[SINGAPORE] The pound fell against all but one of its 31 major peers after British Prime Minister Theresa May said she'll begin the UK's process of withdrawal from the European Union in the first quarter of 2017.
Sterling was about one per cent from the 31-year low set in the days following the nation's shock decision in a June 23 referendum to leave the EU. A gauge of the US dollar advanced as traders sought the safest assets after Ms May hinted she's leaning toward a so-called hard Brexit, and before US payrolls data due later this week that will help determine the Federal Reserve's next policy move.
"We're back to the Brexit risks," said Vishnu Varathan, a senior economist at Mizuho Bank Ltd in Singapore.

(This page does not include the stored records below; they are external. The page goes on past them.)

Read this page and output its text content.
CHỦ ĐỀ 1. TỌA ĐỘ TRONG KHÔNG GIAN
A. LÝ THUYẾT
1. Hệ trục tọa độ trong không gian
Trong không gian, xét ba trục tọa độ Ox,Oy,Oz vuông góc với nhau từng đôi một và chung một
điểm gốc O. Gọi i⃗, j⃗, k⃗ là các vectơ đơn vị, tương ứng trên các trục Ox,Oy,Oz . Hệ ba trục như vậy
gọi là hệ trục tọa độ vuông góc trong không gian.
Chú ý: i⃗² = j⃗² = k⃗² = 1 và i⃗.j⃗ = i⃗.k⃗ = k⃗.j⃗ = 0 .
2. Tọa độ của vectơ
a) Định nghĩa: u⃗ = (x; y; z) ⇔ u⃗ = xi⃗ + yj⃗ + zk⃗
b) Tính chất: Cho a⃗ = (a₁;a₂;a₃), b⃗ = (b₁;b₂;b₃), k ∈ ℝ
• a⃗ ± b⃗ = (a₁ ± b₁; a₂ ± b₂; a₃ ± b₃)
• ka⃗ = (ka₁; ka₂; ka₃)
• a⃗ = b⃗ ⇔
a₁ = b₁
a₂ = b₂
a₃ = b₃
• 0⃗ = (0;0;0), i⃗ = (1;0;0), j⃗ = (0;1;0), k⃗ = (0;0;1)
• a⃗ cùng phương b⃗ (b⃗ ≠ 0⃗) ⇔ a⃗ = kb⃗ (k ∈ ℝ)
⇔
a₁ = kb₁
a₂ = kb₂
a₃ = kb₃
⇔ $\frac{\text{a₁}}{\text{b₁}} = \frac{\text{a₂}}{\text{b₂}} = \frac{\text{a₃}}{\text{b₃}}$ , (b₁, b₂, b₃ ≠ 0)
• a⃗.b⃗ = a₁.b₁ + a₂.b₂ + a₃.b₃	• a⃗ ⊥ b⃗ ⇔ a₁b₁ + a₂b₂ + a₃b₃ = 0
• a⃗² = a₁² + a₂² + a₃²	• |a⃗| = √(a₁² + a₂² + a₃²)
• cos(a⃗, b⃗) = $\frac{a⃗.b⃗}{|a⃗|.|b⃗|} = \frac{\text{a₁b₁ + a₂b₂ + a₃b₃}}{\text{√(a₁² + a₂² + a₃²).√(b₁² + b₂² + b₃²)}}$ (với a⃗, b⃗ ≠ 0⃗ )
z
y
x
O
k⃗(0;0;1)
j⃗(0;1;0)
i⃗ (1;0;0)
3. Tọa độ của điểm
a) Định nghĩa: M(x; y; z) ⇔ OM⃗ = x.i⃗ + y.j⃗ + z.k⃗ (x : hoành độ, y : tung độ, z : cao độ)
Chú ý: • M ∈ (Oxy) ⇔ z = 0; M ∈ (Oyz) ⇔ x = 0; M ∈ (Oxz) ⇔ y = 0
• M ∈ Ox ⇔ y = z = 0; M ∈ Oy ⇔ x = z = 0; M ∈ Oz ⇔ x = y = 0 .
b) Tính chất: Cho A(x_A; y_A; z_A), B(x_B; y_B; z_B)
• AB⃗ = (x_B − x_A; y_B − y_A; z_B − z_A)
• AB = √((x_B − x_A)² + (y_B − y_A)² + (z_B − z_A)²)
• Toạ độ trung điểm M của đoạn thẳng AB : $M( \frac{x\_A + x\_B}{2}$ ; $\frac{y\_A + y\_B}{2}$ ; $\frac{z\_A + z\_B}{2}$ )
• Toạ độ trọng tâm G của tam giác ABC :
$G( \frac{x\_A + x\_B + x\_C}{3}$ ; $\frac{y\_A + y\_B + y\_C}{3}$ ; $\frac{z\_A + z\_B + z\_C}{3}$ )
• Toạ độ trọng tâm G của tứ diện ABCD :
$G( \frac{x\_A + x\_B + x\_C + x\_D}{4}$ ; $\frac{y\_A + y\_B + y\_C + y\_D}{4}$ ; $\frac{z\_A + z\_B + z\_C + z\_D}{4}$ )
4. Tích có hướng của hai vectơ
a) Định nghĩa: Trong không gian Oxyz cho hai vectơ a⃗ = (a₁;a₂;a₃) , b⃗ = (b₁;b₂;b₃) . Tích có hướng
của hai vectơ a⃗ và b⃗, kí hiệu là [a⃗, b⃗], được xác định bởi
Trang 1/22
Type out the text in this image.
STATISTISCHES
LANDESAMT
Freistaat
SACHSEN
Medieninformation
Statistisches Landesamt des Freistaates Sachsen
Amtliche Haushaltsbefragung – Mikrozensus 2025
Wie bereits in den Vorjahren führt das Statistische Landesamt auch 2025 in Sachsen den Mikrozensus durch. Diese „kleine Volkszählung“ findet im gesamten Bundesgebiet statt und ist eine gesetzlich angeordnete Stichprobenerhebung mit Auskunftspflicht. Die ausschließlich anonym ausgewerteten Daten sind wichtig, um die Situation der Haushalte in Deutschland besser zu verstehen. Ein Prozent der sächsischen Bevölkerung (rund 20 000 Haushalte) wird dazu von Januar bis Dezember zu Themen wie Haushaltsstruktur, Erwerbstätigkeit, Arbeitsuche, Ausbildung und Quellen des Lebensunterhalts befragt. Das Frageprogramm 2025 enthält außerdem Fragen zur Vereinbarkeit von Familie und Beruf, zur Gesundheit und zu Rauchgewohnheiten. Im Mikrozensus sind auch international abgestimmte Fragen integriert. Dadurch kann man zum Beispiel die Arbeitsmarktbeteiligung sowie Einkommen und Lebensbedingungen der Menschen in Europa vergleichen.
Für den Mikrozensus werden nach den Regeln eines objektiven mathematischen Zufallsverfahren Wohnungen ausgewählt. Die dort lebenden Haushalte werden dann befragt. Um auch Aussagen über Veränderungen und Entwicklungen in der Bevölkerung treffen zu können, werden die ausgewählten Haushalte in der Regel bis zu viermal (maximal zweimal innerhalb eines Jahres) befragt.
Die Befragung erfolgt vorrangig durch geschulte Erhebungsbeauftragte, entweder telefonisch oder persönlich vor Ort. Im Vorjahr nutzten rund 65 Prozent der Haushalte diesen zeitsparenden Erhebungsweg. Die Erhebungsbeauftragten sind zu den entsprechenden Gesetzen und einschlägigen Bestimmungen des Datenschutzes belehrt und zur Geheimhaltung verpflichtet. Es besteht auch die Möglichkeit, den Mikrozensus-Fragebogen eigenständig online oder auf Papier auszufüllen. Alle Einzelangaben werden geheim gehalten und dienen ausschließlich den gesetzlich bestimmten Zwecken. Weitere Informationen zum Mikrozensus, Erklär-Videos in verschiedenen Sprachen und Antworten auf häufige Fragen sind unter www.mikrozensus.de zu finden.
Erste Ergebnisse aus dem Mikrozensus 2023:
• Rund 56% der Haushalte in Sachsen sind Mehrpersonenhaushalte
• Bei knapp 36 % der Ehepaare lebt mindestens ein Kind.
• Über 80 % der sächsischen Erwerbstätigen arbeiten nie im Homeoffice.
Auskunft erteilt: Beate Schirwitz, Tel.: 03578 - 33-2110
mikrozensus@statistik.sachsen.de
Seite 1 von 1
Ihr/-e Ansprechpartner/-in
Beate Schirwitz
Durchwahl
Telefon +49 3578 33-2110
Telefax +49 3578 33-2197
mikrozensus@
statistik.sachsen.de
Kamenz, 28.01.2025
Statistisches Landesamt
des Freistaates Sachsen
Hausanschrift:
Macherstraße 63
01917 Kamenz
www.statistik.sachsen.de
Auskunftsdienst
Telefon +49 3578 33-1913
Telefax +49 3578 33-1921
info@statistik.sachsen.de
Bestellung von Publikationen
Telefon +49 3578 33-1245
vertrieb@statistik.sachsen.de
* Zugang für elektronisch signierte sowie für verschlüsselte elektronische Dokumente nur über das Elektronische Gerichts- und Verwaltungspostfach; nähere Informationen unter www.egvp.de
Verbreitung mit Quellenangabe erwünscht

"Sterling has taken a bit of knock first. If the concerns become wider concerns about financial market contagion, we will find that the slight softening that we've seen in the dollar trend will be shaken off."
The pound fell 0.3 per cent to US$1.2932 as of 9:52am in Tokyo. It reached US$1.2798 on July 6, the weakest level since 1985. The Bloomberg British Pound Index, which measures the UK currency against major peers, has lost 14 per cent since the referendum.
The Bloomberg Dollar Spot Index, which tracks the currency against a group of major peers, gained 0.1 per cent. The gauge declined 0.4 per cent in September.